Patrolling at Siachen, an operational requirement of army: Colonel N Kumar

New Delhi [India], Jan. 28 : Acknowledging that patrolling at Siachen glaciers is an ardent task for the armed forces to carry out, (Retd.) Colonel N Kumar, who is also called the 'Siachen Saviour', said the army has an operational requirement to patrol the glaciers as it would allow Pakistan to occupy the Indian side of Siachen pickets.

"Operational requirement is such that we have to do patrolling. If we don't patrol the area then Pakistan will come and sit inside the pickets as it did in Kargil. Now, once you are going for patrolling which is to be completed in 10 days. If it starts snowing and even if they sit even then avalanche gets triggered. This is the operational risk which we have to take," Col. Kumar told ANI. Col. Kumar's comment comes in the backdrop of 10 soldiers getting killed after avalanches hit an army camp and a patrol in north Kashmir's Bandipora.
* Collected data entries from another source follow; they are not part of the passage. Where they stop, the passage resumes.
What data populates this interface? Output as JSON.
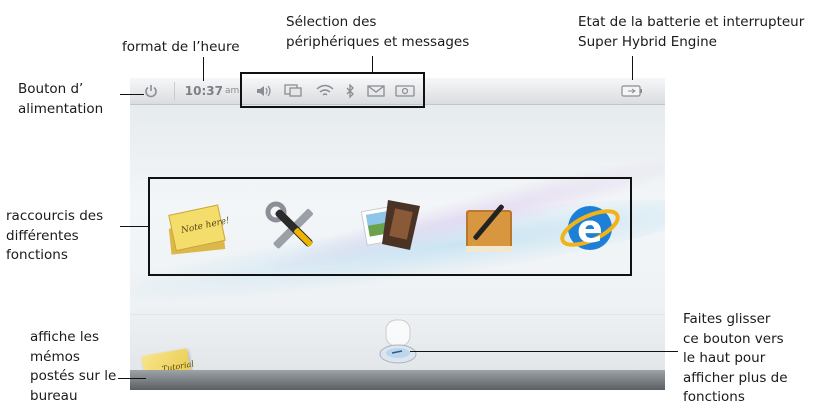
{
  "callouts": {
    "time_format": "format de l’heure",
    "devices_line1": "Sélection des",
    "devices_line2": "périphériques et messages",
    "battery_line1": "Etat de la batterie et interrupteur",
    "battery_line2": "Super Hybrid Engine",
    "power_line1": "Bouton d’",
    "power_line2": "alimentation",
    "shortcuts_line1": "raccourcis des",
    "shortcuts_line2": "différentes",
    "shortcuts_line3": "fonctions",
    "memo_line1": "affiche les",
    "memo_line2": "mémos",
    "memo_line3": "postés sur le",
    "memo_line4": "bureau",
    "drawer_line1": "Faites glisser",
    "drawer_line2": "ce bouton vers",
    "drawer_line3": "le haut pour",
    "drawer_line4": "afficher plus de",
    "drawer_line5": "fonctions"
  },
  "statusbar": {
    "time": "10:37",
    "ampm": "am",
    "icons": [
      "volume-icon",
      "display-icon",
      "wifi-icon",
      "bluetooth-icon",
      "mail-icon",
      "camera-icon"
    ],
    "battery_icon": "battery-icon",
    "power_icon": "power-icon"
  },
  "apps": [
    {
      "name": "memo-app-icon",
      "sticky_text": "Note here!"
    },
    {
      "name": "settings-tools-icon"
    },
    {
      "name": "photo-film-icon"
    },
    {
      "name": "book-pen-icon"
    },
    {
      "name": "internet-explorer-icon",
      "letter": "e"
    }
  ],
  "memo_widget_text": "Tutorial",
  "colors": {
    "accent_blue": "#1e7fd6",
    "sticky_yellow": "#f3d65f"
  }
}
It happened barely hours after an Army major was killed, also in an avalanche, in Ganderbal district of Jammu and Kashmir.

Talking about the risk it posses while patrolling, Col. Kumar said, "There are many kinds of avalanche fresh snow avalanche, ice avalanches. Avalanche is very dangerous for patrolling parties because in normal case you can wait for couple of hours, it is always said wait for 48 hours after snow fall.
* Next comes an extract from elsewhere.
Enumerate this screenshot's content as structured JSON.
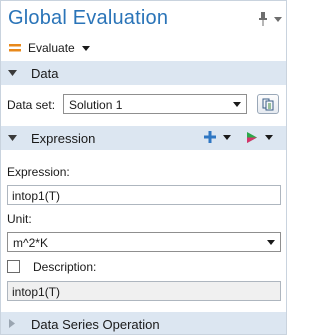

That is the minimum we do. It also depends on the side of the slope. I am afraid if patrolling party is going, they have to carry on once they are given a task and it is very dangerous for them." In military, Col.
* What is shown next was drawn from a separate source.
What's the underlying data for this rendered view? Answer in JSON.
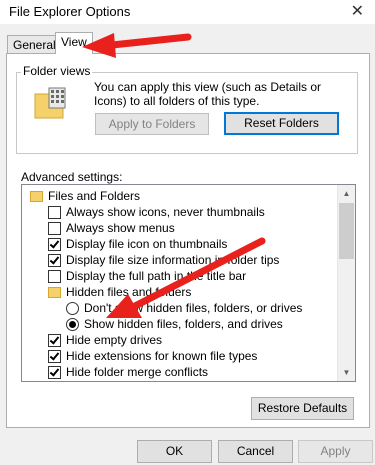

Kumar said, they have red string attached which flies up when an avalanche comes as an indication. Then the avalanche rods are used to probe and find out where the casualty is. "But the safest method is avalanche dogs. What 100 men can do in 100 yards, these dogs can do it in few minutes. Their sniffing power is so strong," he added. Col. Kumar informed that officers and men are trained at High Altitude Warfare School which lectures on avalanche and instructs every battalion as to what kind of precautions are taken in the event of an avalanche.

"But it all depends on operational requirement as you cannot wait. There are problems with Army that way; they cannot wait for three days. I am very sorry to say that Army has lost its 14 brave soldiers. It is tragic news for the whole Army. Last year we had lost Lance Naik Hanumanthappa and nine others in Siachen. We have more than half of the Himalayas and our borders are always on Himalayas and we have to deploy there," he added.

Col. Kumar said despite having such precautionary teams, it is difficult to for the patrol teams to ascertain the possibility of an avalanche "If there are layers of snow with first snow fall, second snow fall and so on and if water from the top layer percolates down, then this will make it all slippery.

Avalanche can come from that also. Normally avalanche study teams dig in a pit to find that how many layers were there and what is the condition of those layers.

But I am afraid patrols can't do that and if they are given a task to go from one place to another they have to do it," he said.

Col. Kumar is known for the mountaineering reconnaissance expedition he undertook in Teram Kangri, Siachen Glacier and Saltoro Range for Indian Army in 1978 at the age of 45.

Col. Kumar Kumar crossed seven mountain ranges-Pir Panjal Range, Himalayas, Zanskar, Ladakh, Saltoro, Karakoram and Agil-to give India the Siachen.